Winter Squash with Spicy Maple Chestnuts

2 lb. butternut squash or other winter squash, peeled, seeded, and diced
1 medium red onion, cut into small wedges
3 Tbs. olive oil, divided
3 Tbs. pure maple syrup
1 1/2 Tbs. rice vinegar
1/2 tsp. red pepper flakes
12 oz. jar peeled, cooked chestnuts
1/4 cup chopped fresh chives

  1. Preheat oven to 450 degreesF. Combine Squash, onion, and 2 Tbs. olive oil in large bowl, and toss to coat. Season vegetables with salt and pepper, if desired, and scatter evenly on baking sheet. Roast vegetables 20 minutes, turning 2 or 3 times with spatula.

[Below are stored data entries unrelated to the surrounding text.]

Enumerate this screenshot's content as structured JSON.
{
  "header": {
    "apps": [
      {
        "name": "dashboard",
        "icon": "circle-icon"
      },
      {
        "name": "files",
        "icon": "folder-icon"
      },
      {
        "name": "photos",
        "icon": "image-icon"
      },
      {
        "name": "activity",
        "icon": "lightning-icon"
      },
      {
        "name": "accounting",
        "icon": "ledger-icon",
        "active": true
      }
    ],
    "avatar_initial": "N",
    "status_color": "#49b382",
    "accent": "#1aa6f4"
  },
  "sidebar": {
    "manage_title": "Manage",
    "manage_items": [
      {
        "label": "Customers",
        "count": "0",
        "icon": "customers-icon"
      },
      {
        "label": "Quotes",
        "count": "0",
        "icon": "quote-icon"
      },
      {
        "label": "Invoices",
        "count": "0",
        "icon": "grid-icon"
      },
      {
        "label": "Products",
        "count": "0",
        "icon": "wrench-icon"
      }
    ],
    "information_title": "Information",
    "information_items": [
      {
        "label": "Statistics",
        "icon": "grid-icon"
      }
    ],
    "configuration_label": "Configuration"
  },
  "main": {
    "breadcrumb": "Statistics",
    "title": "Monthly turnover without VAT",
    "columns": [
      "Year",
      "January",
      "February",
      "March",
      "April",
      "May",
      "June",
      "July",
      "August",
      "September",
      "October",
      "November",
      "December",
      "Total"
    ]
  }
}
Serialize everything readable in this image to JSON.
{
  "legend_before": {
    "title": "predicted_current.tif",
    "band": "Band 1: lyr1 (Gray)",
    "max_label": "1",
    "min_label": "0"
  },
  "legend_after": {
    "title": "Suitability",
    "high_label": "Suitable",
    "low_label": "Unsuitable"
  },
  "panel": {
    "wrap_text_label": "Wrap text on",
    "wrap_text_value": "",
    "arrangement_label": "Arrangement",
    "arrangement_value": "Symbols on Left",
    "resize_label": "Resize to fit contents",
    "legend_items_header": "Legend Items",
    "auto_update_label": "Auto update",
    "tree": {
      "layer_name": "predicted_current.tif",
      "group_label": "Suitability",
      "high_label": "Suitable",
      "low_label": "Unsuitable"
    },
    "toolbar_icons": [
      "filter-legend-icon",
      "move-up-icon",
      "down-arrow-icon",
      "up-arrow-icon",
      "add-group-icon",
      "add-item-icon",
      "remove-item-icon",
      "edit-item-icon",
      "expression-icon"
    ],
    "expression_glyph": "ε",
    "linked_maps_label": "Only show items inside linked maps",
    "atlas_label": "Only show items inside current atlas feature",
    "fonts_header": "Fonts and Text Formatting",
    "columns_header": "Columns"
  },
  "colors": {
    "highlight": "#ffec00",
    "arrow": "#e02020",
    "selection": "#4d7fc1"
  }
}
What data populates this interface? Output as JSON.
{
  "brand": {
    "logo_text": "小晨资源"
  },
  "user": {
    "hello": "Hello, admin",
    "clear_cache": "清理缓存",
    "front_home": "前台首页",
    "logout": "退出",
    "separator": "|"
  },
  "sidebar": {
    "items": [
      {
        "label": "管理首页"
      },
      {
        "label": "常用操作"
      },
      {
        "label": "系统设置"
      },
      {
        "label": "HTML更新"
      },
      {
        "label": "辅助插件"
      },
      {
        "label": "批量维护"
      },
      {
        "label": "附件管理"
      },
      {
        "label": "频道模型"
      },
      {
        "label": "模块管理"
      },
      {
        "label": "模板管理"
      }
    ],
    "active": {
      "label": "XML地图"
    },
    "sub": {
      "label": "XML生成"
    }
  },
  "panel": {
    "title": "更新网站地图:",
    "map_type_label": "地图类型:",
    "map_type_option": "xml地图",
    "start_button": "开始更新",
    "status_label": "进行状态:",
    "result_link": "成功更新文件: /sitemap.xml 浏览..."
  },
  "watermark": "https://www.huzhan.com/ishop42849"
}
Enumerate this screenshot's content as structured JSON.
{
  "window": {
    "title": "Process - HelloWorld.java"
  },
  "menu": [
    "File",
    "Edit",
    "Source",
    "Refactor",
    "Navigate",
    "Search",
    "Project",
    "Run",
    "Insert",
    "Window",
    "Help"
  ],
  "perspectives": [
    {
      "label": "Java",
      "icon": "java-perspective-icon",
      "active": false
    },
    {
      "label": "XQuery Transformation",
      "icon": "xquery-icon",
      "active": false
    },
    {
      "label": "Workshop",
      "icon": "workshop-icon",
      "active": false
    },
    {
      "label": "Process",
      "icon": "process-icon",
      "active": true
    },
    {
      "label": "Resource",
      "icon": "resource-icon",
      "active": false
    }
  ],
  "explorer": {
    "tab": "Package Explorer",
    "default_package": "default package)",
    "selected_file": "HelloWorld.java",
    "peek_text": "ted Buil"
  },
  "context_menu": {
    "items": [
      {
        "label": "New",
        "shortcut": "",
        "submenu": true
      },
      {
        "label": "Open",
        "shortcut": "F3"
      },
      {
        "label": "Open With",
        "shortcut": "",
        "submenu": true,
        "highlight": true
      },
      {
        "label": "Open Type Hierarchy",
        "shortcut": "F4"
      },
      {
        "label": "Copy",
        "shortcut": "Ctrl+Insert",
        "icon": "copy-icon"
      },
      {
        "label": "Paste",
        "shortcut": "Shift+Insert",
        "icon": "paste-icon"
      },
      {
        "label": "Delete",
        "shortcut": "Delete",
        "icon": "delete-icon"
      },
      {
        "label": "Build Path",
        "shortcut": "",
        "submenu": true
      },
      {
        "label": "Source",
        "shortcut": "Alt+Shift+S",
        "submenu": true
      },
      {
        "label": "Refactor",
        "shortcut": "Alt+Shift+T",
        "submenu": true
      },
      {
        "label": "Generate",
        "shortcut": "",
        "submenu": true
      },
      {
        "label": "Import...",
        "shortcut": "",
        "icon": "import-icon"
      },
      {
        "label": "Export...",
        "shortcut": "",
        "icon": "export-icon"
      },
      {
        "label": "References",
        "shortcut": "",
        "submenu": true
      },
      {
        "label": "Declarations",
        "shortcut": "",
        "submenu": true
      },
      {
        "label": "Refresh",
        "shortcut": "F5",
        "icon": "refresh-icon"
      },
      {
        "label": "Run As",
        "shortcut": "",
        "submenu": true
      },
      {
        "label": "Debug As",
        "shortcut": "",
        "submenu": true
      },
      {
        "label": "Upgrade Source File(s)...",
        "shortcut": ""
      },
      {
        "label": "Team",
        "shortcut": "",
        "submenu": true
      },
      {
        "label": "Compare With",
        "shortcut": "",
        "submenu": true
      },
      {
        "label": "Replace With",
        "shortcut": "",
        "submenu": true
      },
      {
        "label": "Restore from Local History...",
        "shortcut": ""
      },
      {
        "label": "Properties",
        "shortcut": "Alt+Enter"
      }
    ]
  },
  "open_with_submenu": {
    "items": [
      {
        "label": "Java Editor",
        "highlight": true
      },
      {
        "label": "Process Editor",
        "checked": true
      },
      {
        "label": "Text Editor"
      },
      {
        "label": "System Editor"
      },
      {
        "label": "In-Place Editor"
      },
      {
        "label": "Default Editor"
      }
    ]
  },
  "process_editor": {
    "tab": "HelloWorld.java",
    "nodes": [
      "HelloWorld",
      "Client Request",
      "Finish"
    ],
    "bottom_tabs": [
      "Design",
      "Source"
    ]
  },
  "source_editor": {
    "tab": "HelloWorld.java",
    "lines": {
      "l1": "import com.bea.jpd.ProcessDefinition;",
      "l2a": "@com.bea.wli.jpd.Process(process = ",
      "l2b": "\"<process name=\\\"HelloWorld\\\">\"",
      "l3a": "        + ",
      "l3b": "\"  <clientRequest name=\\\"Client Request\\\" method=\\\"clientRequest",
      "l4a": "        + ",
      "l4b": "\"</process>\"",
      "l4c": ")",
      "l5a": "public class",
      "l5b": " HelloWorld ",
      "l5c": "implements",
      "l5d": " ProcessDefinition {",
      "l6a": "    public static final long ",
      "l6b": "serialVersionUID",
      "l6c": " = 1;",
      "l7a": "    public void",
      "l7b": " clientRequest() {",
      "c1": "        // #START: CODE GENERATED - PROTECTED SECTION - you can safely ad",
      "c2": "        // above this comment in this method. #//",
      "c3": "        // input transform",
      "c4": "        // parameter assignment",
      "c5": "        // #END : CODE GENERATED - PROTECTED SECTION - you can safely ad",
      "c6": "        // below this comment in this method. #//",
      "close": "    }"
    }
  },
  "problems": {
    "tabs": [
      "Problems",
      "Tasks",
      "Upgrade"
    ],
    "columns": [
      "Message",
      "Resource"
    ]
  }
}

  2. Meanwhile, whisk together remaining 1 Tbs. oil, maple syrup, rice vinegar, and red pepper flakes in small bowl. Season with slat and pepper, if desired.
  3. Place chestnuts in medium bowl, and add 1 Tbs. maple syrup mixture. Toss to coat.
  4. Increase oven temperature to 500 degreesF. Scatter chestnuts among squash and onion wedges. Roast vegetables 10 minutes more, or until tender. Transfer vegetable-nut mixture to large serving bowl, drizzle with remaining maple syrup mixture, add chopped chives, and toss to mix.